If you love good wine, you know that to appreciate this liquid and mysterious creature it takes one last important step that will take him from the depths of the earth to the table and your mouth: the glass.
The right glass allows the wine to “play” well and is for the wine like a good musical instrument is for the score.
The glass must in fact be made with a suitable raw material, it must have a particular shape and must be handled with care and wisdom, to make sure that its content emit all the notes that wine contains.
To begin with, a good glass for the wine must be made out of glass or crystal, inert materials which do not retain odors, also must be transparent to bring out the colors, its thickness should not be excessive so as not to give an unpleasant feeling to the lips during the tasting. Its shape must be a cup, that is, it must have a stem like a flower, because this allows to keep the wine at a distance from the temperature of our body, which is about 36 °C: this contact can alter the scents, and you can appreciate them well if every wine is at the right temperature: white wine should be cool, say about 10 °C, red wines such as Chianti and Super Tuscans should keep the cellar temperature, around 18 °C.

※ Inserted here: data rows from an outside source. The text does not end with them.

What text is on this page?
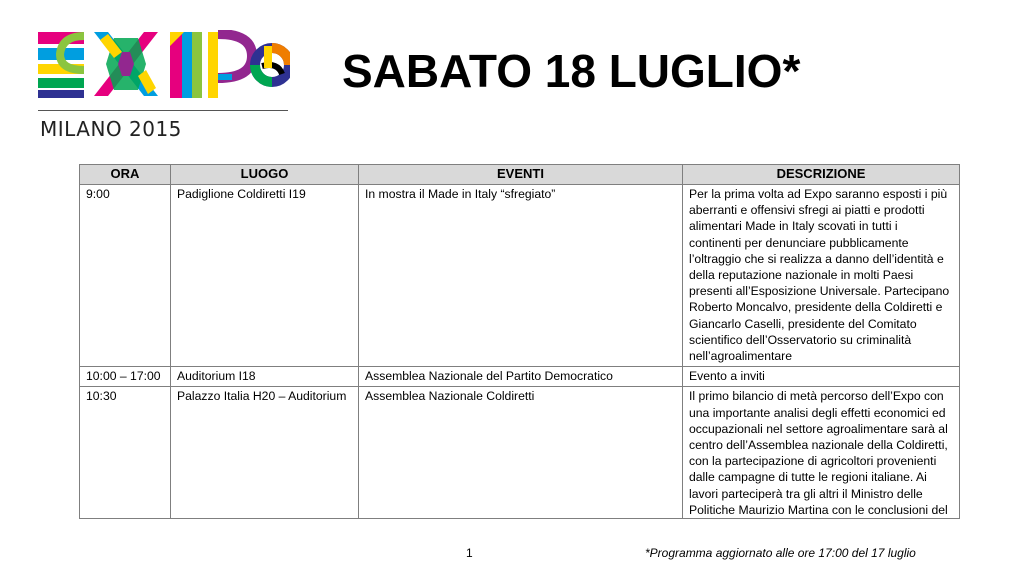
MILANO 2015
SABATO 18 LUGLIO*
ORA	LUOGO	EVENTI	DESCRIZIONE
9:00	Padiglione Coldiretti I19	In mostra il Made in Italy “sfregiato”	Per la prima volta ad Expo saranno esposti i più aberranti e offensivi sfregi ai piatti e prodotti alimentari Made in Italy scovati in tutti i continenti per denunciare pubblicamente l’oltraggio che si realizza a danno dell’identità e della reputazione nazionale in molti Paesi presenti all’Esposizione Universale. Partecipano Roberto Moncalvo, presidente della Coldiretti e Giancarlo Caselli, presidente del Comitato scientifico dell’Osservatorio su criminalità nell’agroalimentare
10:00 – 17:00	Auditorium I18	Assemblea Nazionale del Partito Democratico	Evento a inviti
10:30	Palazzo Italia H20 – Auditorium	Assemblea Nazionale Coldiretti	Il primo bilancio di metà percorso dell’Expo con una importante analisi degli effetti economici ed occupazionali nel settore agroalimentare sarà al centro dell’Assemblea nazionale della Coldiretti, con la partecipazione di agricoltori provenienti dalle campagne di tutte le regioni italiane. Ai lavori parteciperà tra gli altri il Ministro delle Politiche Maurizio Martina con le conclusioni del
1	*Programma aggiornato alle ore 17:00 del 17 luglio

For this reason it is also important to remember that, when tasting the wine, the glass must be maintained to its base or in the lower part of the stem, as well as it needs to be filled up to not more than a third of the volume of the glass itself, so that the oxygen contained in revivals all wine vitality, who was resting in the bottle.
Each wine prefers his “service” glass.
For example, young white wine, normally very sugary, wish a glass where the opening is wider than the body of the glass, because this particular shape directs the liquid mainly to the tip of the tongue, more sensitive to sweetness, and it allows you to focus aromas towards the nose while emphasizing the perception of delicate and fruit aromas, typical of young wines.
In Italy we call this glass “tulip”, because it has the same shape of the typical Netherland flower. The full-bodied Italian white wines such as Vernaccia di San Gimignano or even red wines such as Chianti, which can be enjoyed in one of our entertaining one day wine tasting tour, they want to “dive” into larger glasses made with a rather wide bowl and narrow rim, to allow a proper oxygenation to all the spilled wine and make sure that the perfumes and flavorings, which are really a lot of, first focus on the inner edge of the cup and then go up the nose and on the palate a few at a time, to be gradually recognized and enjoyed. This glass is called “ballon”, and the rule is easy: the more serious the wine, the bigger the balloon.
The opening of this glass can be high and straight in order to first direct the wine in the back and at the sides of the mouth and then get to the tip of the tongue so as to be able to taste the wine in its completeness and complexity, but can also be slightly open at the edges to better distribute the famous “bouquet” of the wine.
The aromatic wines, however, want the “coup de champagne”, because its very large rim make it easy to immediately feel all the flavors, while the Champagne, the Italian “spumante” and all the sparkling love the flute to better express their liveliness in … bubbles.
By following these guidelines, even without bathing suit, with just a simple sip of wine you can have a real refreshing dive: in fact the first you feel is to be completely overcome by the scents of nature and then you will have a special feeling if lightness and pleasantness: just as the waves of the sea do!